Michail Michailidis @zifnab87 Apr 17 23:49 Thanks @rhauch really well explained! I was investigating Kafka Streams while waiting for your answers! now I am thinking I will try to code the placeholder variation e.g when a vertex is not there etc

Randall Hauch @rhauch Apr 17 23:58 @zifnab87 glad it helped, at least a bit! Be sure you also consider the fact that the consumer might see a sequence of messages that it already has consumed. That will only happen when something goes wrong (e.g., with the connector or the process(es) where the connector is running, or the broker, network partition, etc.); when everything is operating normally, the consumer should see no duplicate messages.
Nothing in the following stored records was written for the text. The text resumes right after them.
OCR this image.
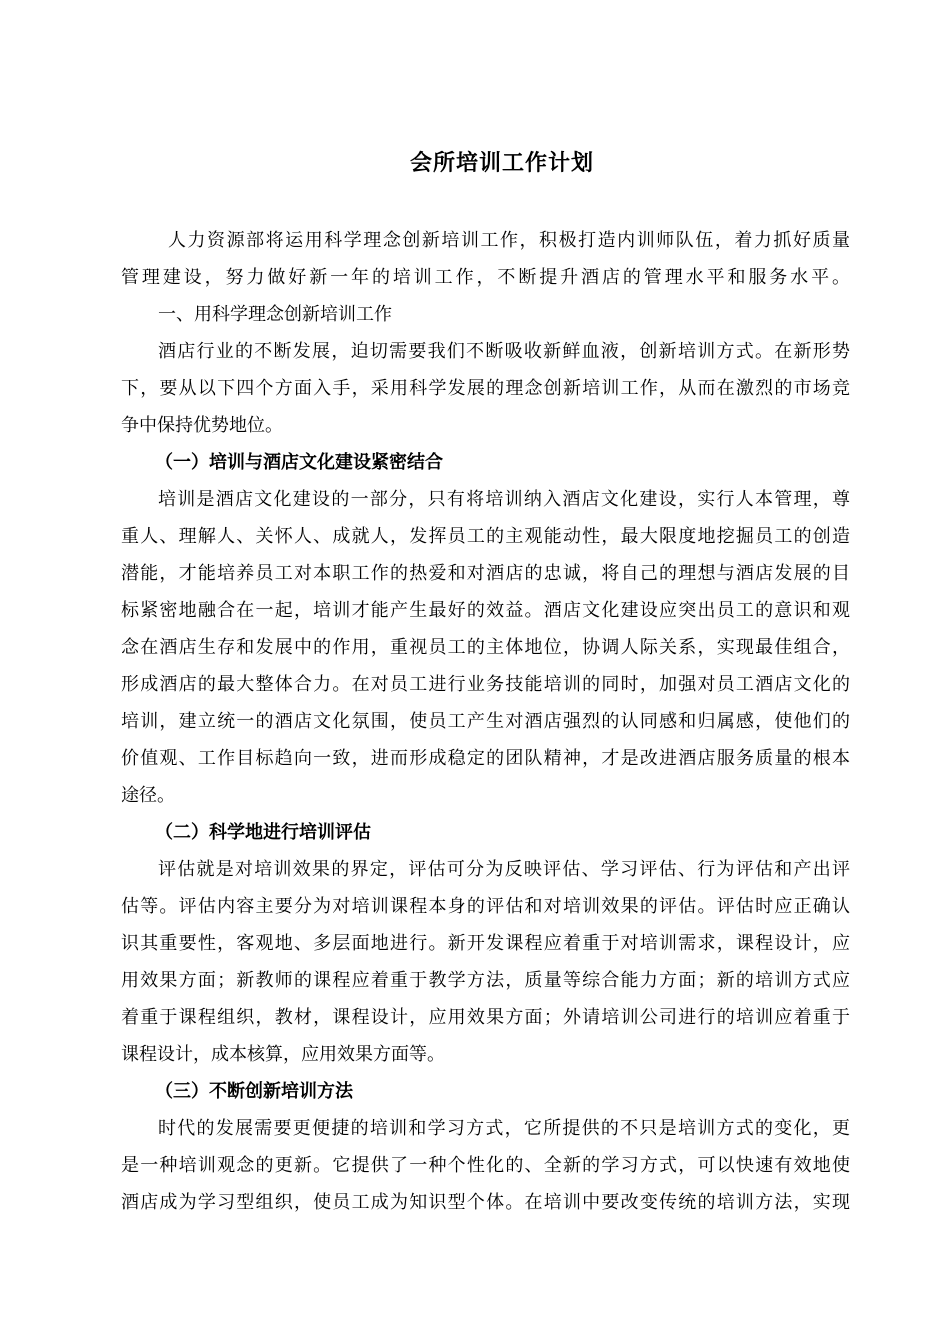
会所培训工作计划
人力资源部将运用科学理念创新培训工作，积极打造内训师队伍，着力抓好质量
管理建设，努力做好新一年的培训工作，不断提升酒店的管理水平和服务水平。
一、用科学理念创新培训工作
酒店行业的不断发展，迫切需要我们不断吸收新鲜血液，创新培训方式。在新形势
下，要从以下四个方面入手，采用科学发展的理念创新培训工作，从而在激烈的市场竞
争中保持优势地位。
（一）培训与酒店文化建设紧密结合
培训是酒店文化建设的一部分，只有将培训纳入酒店文化建设，实行人本管理，尊
重人、理解人、关怀人、成就人，发挥员工的主观能动性，最大限度地挖掘员工的创造
潜能，才能培养员工对本职工作的热爱和对酒店的忠诚，将自己的理想与酒店发展的目
标紧密地融合在一起，培训才能产生最好的效益。酒店文化建设应突出员工的意识和观
念在酒店生存和发展中的作用，重视员工的主体地位，协调人际关系，实现最佳组合，
形成酒店的最大整体合力。在对员工进行业务技能培训的同时，加强对员工酒店文化的
培训，建立统一的酒店文化氛围，使员工产生对酒店强烈的认同感和归属感，使他们的
价值观、工作目标趋向一致，进而形成稳定的团队精神，才是改进酒店服务质量的根本
途径。
（二）科学地进行培训评估
评估就是对培训效果的界定，评估可分为反映评估、学习评估、行为评估和产出评
估等。评估内容主要分为对培训课程本身的评估和对培训效果的评估。评估时应正确认
识其重要性，客观地、多层面地进行。新开发课程应着重于对培训需求，课程设计，应
用效果方面；新教师的课程应着重于教学方法，质量等综合能力方面；新的培训方式应
着重于课程组织，教材，课程设计，应用效果方面；外请培训公司进行的培训应着重于
课程设计，成本核算，应用效果方面等。
（三）不断创新培训方法
时代的发展需要更便捷的培训和学习方式，它所提供的不只是培训方式的变化，更
是一种培训观念的更新。它提供了一种个性化的、全新的学习方式，可以快速有效地使
酒店成为学习型组织，使员工成为知识型个体。在培训中要改变传统的培训方法，实现
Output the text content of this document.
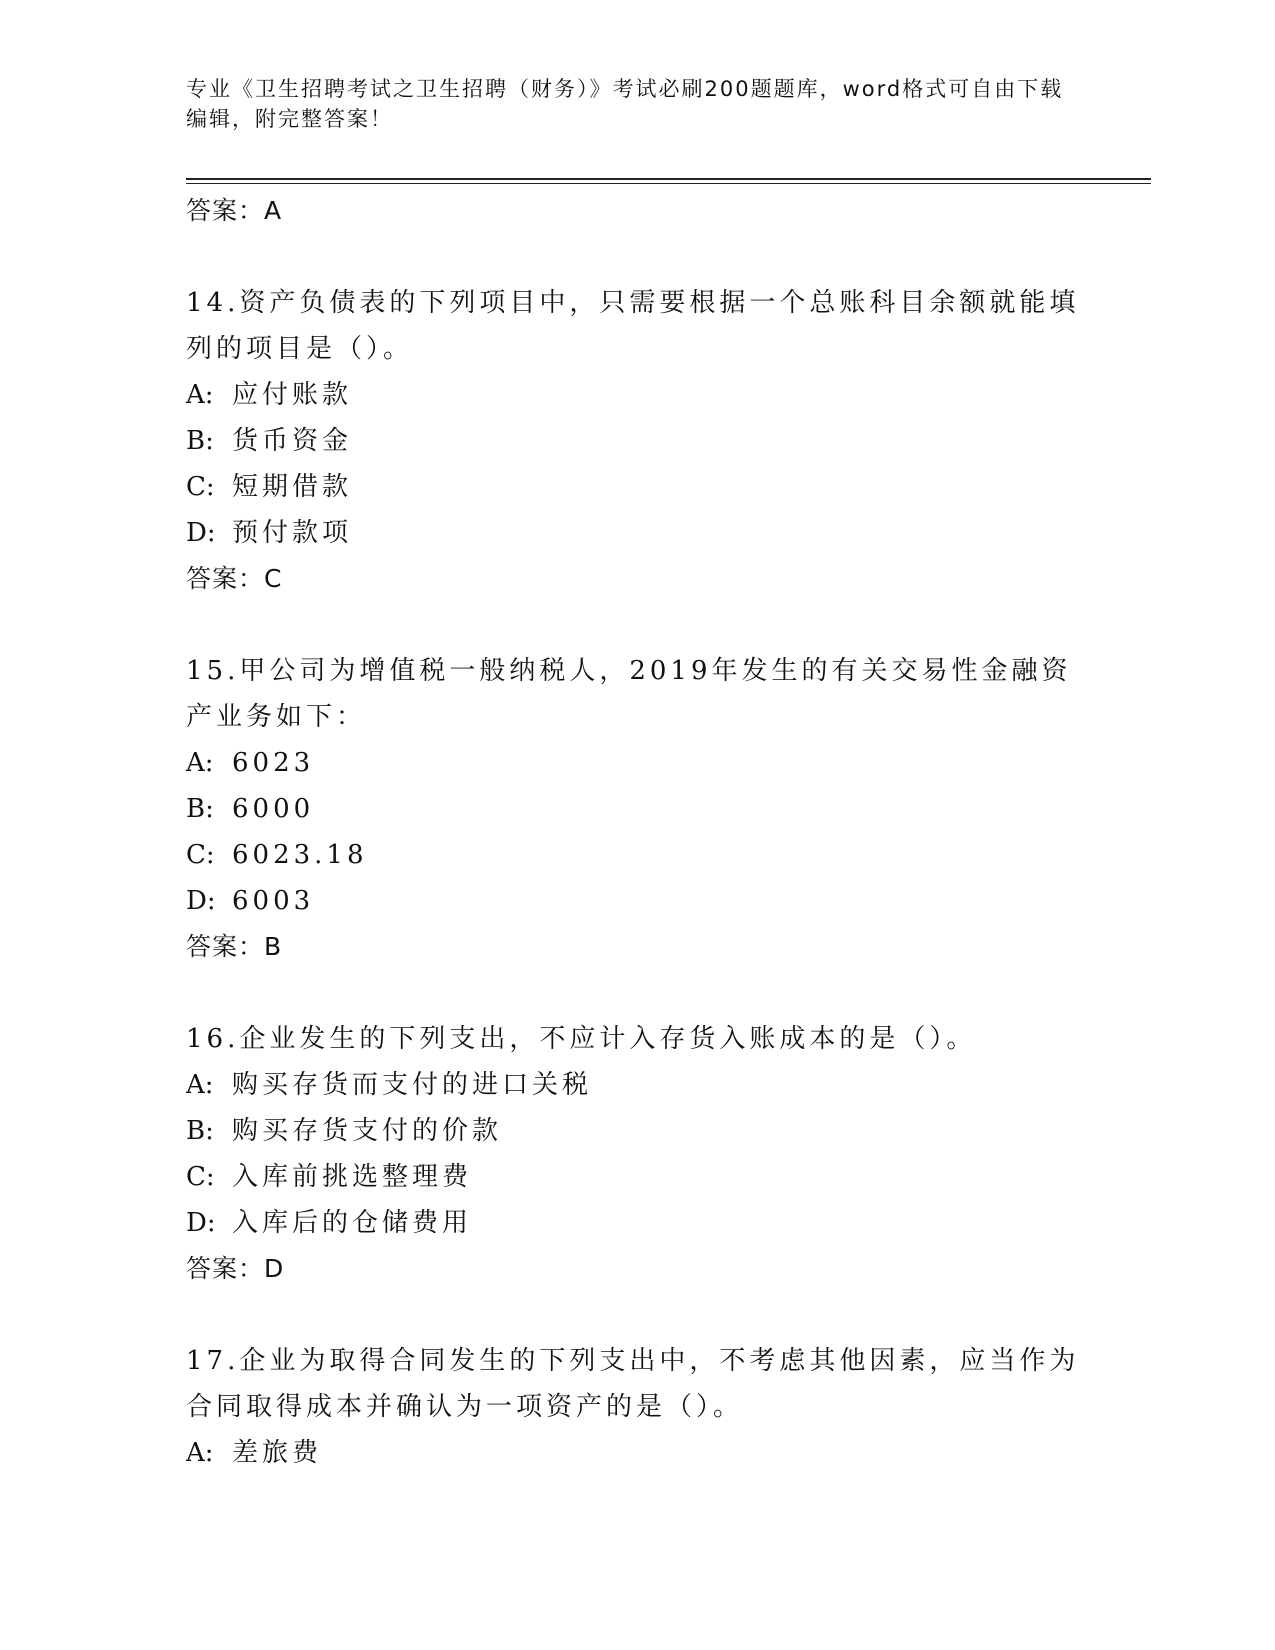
专业《卫生招聘考试之卫生招聘（财务）》考试必刷200题题库，word格式可自由下载编辑，附完整答案！
答案：A
14.资产负债表的下列项目中，只需要根据一个总账科目余额就能填列的项目是（）。
A: 应付账款
B: 货币资金
C: 短期借款
D: 预付款项
答案：C
15.甲公司为增值税一般纳税人，2019年发生的有关交易性金融资产业务如下：
A: 6023
B: 6000
C: 6023.18
D: 6003
答案：B
16.企业发生的下列支出，不应计入存货入账成本的是（）。
A: 购买存货而支付的进口关税
B: 购买存货支付的价款
C: 入库前挑选整理费
D: 入库后的仓储费用
答案：D
17.企业为取得合同发生的下列支出中，不考虑其他因素，应当作为合同取得成本并确认为一项资产的是（）。
A: 差旅费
Michail Michailidis @zifnab87 Apr 18 01:15 @rhauch Sure it helped! Yeap I have that in mind - consumer processes need to be idempotent. I am curious if for example sinks for lets say elastic search, mongodb and graph databases can be implemented to consolidate events produced from debezium-mysql no matter what the order by using placeholders for missing things.. e.g the mountaineer sinks are doing that alreadu if you know by any chance? I am trying to avoid reimplementing things that already exist.. Also my solutions might be very fragile if mysql schema changes and I dont consume the new events.. I feel so many things are missing around the microservices world

Randall Hauch @rhauch Apr 18 03:30 I'm not sure how those sinks work. Ideally they should handle create, update, and delete events correctly. But because Debezium events have an envelope at the top level of every event, you'll probably have to use SMTs to grab the contents of the after field (or exclude the before field) so the "meaningful" parts are put into the sink system. This will probably get easier as more SMTs get added to KC. If you find that it takes too many SMTs and would rather Debezium added an SMT that did this, please log a feature request in JIRA.

Hopefully this answer/guide will help others jump start event sourcing having as a central piece a message broker like Kafka.